One of the recurring motifs in the film is the fear of failure. All of the characters (except for Bane) fear failure and they fear failing in Batman's case, Gotham City. Alfred is afraid of failing Bruce and the Wayne Family Legacy as Selina Kyle is also afraid of failing herself and her roommate. Bane is the only person that does not fear failure because he strongly believes that he will succeed with his plans and it is that belief that keeps him going.

Another parallel that I have noticed is how the events of the film and the ideas so closely represent the Occupy Movement and the Police State. The film shows the two extremes of both movements as it shows Bane and his revolution as the extreme of the Occupy Movement and the Harvey Dent Act and its repercussions as another extreme of the Police State and even the Patriot Act. Commissioner Gordon, Detective Blake and Batman are the ones that are needed to restore balance and neutrality. One of the most complicated things about Batman as a whole is that in this case, Bane has a good point, as does the passing of the Harvey Dent Act. However, when these ideas are taken to its extremes, it becomes chaos and a nightmare for the people involved. Each side has a good point but taken to its extreme and the idea that the ends justify the needs is when the central message gets muddled and lost into the chaos.

There is one more motif that I picked up on that maybe other film analysts and critics haven't picked up on is hope. Throughout the film, you hope that everything turns out and that everything turns out better. In the film it has been 8 years since the Harvey Dent Act was passed and Batman retired. However, when Officer Blake goes to visit the orphanage to talk to the father and the little boy, the little boy kept drawing the bat signal, asking the officer, "When is he coming back?"

It's apparent that Blake is also asking that question. The bat signal and the motif that lays throughout the film, is also asking the question "When is Batman coming back?"

The people in the film that were awaiting for his return where asking this question throughout this film. Gordon, Blake, Fox and even Kyle were all asking when he would return and where is he.

It is also that hope is needed for the recent tragedy that befell Colorado. The people of Aurora are hurting and its no question that the media is going to turn this into a sadistic circus for the next two weeks and then the rest of the country and perhaps the world may forget about that town. The problem is, the people of Colorado, the people of Aurora and the families and friends of the victims will never forget what happened. How can they? It's a cruel thing to ask of them. This moment, this tragedy will stay with them for the rest of their lives.

This is why I hate and despise the current state of Journalism.

If anything that this tragedy has taught me is that life is a fleeting moment and that it is precious. I have hope that Batman will come and save the day. But Batman also believes that everyone can be a hero.

We can all use a hero. That is why people believe in superheroes. And we need them now more than ever. Our world is a mess and it is chaotic right now. It would be nice to have the Avengers and the Justice League, among many others to make things right and bring balance again.
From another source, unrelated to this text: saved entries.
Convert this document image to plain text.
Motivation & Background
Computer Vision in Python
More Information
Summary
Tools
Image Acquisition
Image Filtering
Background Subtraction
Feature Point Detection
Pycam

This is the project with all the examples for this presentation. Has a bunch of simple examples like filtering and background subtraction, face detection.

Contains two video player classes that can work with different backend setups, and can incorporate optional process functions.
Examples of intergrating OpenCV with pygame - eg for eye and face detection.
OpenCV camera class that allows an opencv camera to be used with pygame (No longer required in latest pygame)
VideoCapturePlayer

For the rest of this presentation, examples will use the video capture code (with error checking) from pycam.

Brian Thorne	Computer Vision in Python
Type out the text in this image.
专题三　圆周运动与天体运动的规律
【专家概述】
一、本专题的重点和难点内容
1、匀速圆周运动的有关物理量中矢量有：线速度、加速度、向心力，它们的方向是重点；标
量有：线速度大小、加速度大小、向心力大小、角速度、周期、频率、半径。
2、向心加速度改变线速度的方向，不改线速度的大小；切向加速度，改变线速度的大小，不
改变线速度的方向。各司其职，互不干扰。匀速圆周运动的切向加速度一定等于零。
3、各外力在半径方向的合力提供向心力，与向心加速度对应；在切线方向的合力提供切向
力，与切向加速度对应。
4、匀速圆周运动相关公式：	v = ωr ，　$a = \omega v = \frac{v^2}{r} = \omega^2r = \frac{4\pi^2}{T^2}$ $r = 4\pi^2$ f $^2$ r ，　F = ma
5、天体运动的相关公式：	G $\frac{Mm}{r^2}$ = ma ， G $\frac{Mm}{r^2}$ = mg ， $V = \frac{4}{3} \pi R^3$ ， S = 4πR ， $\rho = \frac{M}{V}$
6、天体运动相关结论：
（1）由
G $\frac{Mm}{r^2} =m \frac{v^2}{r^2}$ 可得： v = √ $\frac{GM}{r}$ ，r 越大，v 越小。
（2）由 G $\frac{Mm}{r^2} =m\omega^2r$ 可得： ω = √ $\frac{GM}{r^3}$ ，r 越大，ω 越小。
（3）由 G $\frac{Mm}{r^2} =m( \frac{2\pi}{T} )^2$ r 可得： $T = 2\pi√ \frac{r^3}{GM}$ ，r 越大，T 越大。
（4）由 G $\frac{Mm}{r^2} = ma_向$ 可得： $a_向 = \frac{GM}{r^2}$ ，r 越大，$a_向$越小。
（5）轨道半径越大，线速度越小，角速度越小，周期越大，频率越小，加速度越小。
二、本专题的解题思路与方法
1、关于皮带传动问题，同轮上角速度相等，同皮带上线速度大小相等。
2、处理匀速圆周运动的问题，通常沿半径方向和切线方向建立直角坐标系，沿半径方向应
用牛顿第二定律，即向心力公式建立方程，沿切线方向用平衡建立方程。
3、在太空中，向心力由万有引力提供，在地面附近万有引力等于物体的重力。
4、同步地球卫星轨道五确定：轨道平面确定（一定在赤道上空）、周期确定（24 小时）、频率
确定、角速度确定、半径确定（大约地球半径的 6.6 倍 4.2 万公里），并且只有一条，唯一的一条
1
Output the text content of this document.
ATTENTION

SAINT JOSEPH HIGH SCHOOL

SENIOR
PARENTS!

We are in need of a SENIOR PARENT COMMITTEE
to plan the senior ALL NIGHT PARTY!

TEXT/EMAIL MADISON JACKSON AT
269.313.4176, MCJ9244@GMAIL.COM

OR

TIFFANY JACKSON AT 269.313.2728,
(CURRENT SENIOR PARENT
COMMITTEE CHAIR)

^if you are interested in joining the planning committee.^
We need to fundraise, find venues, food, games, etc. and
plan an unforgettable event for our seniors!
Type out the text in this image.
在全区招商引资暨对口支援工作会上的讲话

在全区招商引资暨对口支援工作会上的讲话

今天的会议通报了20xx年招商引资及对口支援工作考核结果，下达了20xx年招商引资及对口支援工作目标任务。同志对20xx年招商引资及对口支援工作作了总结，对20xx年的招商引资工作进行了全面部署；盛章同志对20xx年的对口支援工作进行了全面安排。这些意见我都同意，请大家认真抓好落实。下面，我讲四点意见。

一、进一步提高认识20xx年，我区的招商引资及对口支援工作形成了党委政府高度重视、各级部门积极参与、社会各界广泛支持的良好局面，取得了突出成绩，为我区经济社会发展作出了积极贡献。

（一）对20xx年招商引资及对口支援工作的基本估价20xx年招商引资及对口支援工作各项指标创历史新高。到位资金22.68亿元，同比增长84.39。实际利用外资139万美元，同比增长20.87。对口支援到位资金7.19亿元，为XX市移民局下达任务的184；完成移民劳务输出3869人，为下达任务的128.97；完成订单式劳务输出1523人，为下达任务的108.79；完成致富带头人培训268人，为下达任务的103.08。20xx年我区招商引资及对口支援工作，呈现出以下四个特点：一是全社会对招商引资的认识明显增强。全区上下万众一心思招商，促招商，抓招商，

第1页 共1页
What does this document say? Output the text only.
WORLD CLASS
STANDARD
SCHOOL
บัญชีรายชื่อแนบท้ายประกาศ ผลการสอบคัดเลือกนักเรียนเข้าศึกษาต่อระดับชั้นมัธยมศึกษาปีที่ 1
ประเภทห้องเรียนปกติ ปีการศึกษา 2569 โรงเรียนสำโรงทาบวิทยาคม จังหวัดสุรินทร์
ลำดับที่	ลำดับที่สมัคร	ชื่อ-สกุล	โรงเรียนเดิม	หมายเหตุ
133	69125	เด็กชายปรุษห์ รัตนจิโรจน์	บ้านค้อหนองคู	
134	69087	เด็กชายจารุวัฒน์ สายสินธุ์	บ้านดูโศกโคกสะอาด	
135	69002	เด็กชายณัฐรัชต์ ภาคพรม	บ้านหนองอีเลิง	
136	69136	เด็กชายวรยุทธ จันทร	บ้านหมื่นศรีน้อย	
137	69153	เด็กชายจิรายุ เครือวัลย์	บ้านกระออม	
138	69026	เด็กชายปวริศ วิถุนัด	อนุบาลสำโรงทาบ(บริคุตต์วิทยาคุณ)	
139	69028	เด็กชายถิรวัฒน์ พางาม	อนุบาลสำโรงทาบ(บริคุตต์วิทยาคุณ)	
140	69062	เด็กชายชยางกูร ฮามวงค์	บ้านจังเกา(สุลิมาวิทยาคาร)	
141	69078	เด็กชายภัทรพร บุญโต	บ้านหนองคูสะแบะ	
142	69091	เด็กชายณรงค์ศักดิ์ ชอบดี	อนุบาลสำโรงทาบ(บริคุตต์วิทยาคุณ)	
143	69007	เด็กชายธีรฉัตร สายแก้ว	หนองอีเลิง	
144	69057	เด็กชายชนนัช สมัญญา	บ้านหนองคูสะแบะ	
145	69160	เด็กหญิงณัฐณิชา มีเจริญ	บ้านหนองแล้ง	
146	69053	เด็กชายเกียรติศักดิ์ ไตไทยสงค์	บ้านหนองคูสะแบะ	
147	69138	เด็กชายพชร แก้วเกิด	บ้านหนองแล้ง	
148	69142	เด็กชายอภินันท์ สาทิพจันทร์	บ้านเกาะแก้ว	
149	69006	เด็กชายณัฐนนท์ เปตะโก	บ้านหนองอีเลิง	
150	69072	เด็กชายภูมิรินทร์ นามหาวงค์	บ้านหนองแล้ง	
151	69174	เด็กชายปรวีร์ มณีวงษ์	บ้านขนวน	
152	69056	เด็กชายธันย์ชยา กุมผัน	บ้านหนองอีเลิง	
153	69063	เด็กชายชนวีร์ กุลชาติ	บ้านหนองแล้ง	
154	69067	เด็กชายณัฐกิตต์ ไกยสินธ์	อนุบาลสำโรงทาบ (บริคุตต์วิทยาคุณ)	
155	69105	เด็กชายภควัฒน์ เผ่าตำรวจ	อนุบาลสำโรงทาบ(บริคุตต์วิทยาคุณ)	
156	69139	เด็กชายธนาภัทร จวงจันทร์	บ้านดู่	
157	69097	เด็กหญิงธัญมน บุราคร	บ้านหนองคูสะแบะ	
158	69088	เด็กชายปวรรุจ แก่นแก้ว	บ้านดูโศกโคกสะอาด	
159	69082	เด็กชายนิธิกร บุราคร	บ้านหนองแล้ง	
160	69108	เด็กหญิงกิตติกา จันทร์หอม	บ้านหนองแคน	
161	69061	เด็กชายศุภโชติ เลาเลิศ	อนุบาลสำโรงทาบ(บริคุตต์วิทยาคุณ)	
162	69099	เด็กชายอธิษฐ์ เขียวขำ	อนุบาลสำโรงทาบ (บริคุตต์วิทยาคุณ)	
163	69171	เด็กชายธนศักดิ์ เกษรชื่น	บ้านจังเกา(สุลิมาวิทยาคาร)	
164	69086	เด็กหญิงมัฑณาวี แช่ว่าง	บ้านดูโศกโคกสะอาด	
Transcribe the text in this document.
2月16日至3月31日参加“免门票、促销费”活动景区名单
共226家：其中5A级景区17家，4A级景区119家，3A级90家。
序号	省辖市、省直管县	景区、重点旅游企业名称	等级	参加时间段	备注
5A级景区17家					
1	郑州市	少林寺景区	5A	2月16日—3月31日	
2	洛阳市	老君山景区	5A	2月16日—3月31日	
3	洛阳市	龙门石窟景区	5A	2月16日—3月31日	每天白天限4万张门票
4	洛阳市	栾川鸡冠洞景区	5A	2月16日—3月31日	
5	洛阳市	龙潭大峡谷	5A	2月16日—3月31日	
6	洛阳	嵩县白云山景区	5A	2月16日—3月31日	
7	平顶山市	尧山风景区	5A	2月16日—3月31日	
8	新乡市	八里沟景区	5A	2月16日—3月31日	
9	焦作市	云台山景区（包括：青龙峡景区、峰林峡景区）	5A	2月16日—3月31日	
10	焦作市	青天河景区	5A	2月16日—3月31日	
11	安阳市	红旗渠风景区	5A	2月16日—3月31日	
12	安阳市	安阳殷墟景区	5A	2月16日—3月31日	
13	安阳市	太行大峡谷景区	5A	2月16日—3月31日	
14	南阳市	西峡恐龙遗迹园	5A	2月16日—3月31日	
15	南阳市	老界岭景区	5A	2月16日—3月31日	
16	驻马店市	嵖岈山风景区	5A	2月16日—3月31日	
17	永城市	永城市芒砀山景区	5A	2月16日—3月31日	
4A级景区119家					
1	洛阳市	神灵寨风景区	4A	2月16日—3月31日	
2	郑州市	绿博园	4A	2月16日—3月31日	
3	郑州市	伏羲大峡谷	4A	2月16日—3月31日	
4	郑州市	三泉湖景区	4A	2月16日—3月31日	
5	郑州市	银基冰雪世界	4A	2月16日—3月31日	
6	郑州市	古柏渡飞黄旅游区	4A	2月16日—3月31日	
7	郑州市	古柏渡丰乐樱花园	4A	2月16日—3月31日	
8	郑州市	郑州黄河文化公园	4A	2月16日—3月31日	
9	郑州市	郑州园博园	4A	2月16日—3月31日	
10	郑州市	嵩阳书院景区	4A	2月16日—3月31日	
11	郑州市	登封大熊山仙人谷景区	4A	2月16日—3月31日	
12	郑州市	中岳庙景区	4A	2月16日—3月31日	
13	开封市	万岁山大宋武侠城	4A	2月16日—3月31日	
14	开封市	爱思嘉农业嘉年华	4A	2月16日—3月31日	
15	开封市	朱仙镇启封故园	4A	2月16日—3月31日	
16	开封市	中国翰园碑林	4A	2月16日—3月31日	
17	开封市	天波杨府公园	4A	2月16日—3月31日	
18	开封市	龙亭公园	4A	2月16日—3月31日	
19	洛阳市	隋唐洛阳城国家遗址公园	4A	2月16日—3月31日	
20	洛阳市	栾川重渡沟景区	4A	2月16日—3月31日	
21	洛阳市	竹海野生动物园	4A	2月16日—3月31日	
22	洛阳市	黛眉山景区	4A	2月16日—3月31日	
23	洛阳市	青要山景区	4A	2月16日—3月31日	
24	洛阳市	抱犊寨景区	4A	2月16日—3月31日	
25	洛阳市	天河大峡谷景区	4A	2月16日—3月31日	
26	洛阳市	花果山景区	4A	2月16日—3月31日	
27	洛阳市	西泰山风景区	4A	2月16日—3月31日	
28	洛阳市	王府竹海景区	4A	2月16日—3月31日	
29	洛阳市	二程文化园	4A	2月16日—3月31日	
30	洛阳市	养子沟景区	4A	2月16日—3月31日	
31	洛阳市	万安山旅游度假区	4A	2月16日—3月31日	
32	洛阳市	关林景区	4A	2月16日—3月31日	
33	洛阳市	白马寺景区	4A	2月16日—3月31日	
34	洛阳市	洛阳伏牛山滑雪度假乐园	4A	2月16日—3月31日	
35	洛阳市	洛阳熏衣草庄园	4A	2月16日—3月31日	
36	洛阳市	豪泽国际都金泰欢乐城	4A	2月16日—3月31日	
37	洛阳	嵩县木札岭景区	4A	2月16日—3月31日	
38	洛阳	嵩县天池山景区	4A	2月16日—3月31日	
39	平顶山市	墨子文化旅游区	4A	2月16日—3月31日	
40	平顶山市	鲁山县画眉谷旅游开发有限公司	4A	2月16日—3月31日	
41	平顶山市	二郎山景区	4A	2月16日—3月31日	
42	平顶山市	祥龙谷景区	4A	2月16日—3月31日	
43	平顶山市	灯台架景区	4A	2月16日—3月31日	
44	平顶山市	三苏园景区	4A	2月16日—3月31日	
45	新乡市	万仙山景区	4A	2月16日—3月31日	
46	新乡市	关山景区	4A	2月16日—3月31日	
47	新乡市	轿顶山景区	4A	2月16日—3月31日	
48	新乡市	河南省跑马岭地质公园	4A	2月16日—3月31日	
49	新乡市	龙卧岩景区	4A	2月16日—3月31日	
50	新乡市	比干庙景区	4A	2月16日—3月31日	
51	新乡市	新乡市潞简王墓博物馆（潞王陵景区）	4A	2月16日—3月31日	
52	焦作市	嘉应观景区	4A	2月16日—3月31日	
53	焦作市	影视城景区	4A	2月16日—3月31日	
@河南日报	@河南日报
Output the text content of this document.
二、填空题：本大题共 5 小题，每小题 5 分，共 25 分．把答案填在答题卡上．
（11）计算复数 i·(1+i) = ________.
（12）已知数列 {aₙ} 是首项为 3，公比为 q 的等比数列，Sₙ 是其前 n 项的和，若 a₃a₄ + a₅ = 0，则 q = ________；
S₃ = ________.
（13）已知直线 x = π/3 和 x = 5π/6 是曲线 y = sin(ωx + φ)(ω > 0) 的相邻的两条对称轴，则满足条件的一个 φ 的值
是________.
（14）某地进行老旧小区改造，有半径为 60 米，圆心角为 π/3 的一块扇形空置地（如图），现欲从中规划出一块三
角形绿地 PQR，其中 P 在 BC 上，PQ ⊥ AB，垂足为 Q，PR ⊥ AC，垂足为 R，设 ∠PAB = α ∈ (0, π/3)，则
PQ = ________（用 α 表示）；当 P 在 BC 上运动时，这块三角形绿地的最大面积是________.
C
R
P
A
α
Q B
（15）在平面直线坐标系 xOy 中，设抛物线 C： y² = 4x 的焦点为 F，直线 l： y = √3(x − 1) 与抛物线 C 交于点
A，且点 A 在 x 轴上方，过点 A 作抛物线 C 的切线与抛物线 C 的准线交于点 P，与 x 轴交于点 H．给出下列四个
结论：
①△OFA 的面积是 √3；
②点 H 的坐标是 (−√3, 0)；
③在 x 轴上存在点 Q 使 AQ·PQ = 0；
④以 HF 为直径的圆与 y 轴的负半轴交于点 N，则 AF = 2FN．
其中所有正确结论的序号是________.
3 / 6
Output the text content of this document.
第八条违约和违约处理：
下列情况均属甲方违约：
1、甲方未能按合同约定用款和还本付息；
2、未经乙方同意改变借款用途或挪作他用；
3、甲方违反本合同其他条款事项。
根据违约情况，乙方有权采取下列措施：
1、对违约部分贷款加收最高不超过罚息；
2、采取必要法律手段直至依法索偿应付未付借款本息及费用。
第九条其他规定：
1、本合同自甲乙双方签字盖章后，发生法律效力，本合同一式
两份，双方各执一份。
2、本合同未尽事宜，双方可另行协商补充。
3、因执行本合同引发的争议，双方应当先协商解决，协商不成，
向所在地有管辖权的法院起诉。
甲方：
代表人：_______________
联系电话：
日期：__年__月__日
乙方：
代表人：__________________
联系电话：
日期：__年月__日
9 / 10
But in the end its up to us, but is a good thing to have hope and faith that everything will turn out better. The people in The Dark Knight Rises had hope that Batman would come back and save Gotham, but they also had faith that he would as well.

We all have and need heroes in our lives and not all of them wear masks, uniforms and capes.

I still believe in Superheroes and I still believe in Batman. I have hope and faith that everything will come back to its formal conclusion.

The people of Aurora, Colorado need the hope and faith. Sadly, they are not going to get it from the Media anytime soon.